Set down your phone — but perhaps after you read this.
Ahead of his presentation at 2019’s SXSW conference, cultural anthropologist Brian Solis joined Yahoo!’s JP Mangalindan, TechCrunch’s Josh Constine — and even Carlos Gil in a souped up and Instagrammable Cadillac — to promote the book launch for Lifescale: How to Live a More Creative, Productive and Happy Life.
Lifescale is Solis’ eighth book — or tome — if you prefer to use four letter words for physical literature.
In a departure from his previous works, in Lifescale Solis takes a step back, encouraging his audience to disconnect, unplug, decrease time on social media and generally remove constant distractions to regain the capacity to focus and create.
A twenty-year Silicon Valley veteran, advisor to dozens of startups, digital analyst/anthropologist — yes, it’s a profession and not just a degree, it turns out — and bestselling author, Solis tells the story of how technology affected his personal and professional lives and how it’s affecting everyone else.

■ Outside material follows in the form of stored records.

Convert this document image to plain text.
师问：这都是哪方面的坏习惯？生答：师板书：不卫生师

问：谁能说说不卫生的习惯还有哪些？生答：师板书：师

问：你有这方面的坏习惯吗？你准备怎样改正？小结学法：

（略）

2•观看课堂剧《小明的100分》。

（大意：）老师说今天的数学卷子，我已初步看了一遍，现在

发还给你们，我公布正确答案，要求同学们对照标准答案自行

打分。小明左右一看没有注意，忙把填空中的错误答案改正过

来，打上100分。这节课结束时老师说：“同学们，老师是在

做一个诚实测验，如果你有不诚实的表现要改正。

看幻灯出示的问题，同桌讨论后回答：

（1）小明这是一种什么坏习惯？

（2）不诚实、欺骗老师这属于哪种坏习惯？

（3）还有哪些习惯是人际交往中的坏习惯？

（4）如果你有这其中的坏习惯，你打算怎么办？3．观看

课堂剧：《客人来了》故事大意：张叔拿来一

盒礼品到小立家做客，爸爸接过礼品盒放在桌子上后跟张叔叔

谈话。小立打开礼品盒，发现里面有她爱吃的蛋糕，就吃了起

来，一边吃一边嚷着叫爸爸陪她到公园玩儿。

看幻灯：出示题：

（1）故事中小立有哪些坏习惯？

“The expertise I bring to this project is from my background in tech and research. So many of us are stuck on a treadmill of multitasking, constantly putting out fires and unable to complete important projects because our attention spans have become so short,” he said.
Maybe it’s the Ritalin
Solis says he only figured out how much distraction was impacting his life when he failed to deliver what would have been his eighth book.
“Unlike the authors of some other self-help titles, I’m speaking less as an authority on the topics I’m exploring and more as someone who is trying different approaches and sharing what works and doesn’t. I’m also digging deeper to explore how to fix what’s broken and discover what I couldn’t see before. It’s a journey the reader and I are sharing. It’s personal. With each step, we’re learning, unlearning and growing together.”
If Solis is starting to sound a bit like “human guinea pig” Tim Ferris to you, maybe you’re on to something. Lifescale also shares a Silicon Valley insider’s understanding of the dark ways in which Facebook, Netflix, and thousands of game developers use manipulative techniques like persuasive design to distract and even addict us.
In the Doldrums
A keynote speaker and author of X: The Experience when Business Meets Design, Solis shared that a few years ago he found his work suffered while he was lost in a “sea” of to-do lists that were taking longer and longer to complete.
Looking to solve his problem, he began researching the issue. Lifescale evolved as his search for effective resources came up dry. “When I Googled potential solutions, ironically, they were helpful, but superficial in nature. The popular recommendations included turning the phone off, deleting apps, turning off notifications, downloading Calm or Headspace, practicing meditation and Yoga, going to Burning Man and the Esalin Institute.
“But they largely treated symptoms and didn’t do much about getting to the root of this problem and how we can work thorough it to really live our best lives,” — Brian Solis.
Solis’ research would eventually discover much more behind the struggles of multitasking and distractions. “I uncovered an alarming array of issues that range from insomnia, stress and anxiety to challenges with self-esteem, loneliness, insecurity, self-loathing, fear and depression,” he said.
When Brian admitted he had “issues”
Distraction became such a problem that he shifted gears to address the issue.
“In a way, I wrote Lifescale because I had to, as a way to understand my own issues and help myself regain the capacity for serious work, creativity and joy that I’d lost to the online world intent on abducting attention and monetizing it. The constant pressure to share and engage online, the false validation of likes and followers, the mindless scrolling that distracted me from my work and my personal life,” Solis said.
“It’s a guide for recentering life and rediscovering yourself, understanding how we gave into the seduction of all this new and intoxicating tech (and the tech to come) to connect with the values, purpose and vision to move us forward,” he said. “We all need a guide to take control of our lives and become the guiding light for those around us who are quietly struggling.”
Solis says he sees Lifescale and the process of “life scaling” as a movement rather than just a stand-alone book. He’s creating a newsletter, website, blog and academic curriculum to help life coaches share this work with a wider audience.
Overall, he’s (surprisingly) upbeat about society’s ability to manage its addiction to distraction.
“I believe, and I’m an optimist, that we still need tech. I’m not giving up my phone…I’m just going to be more mindful about how I use it.”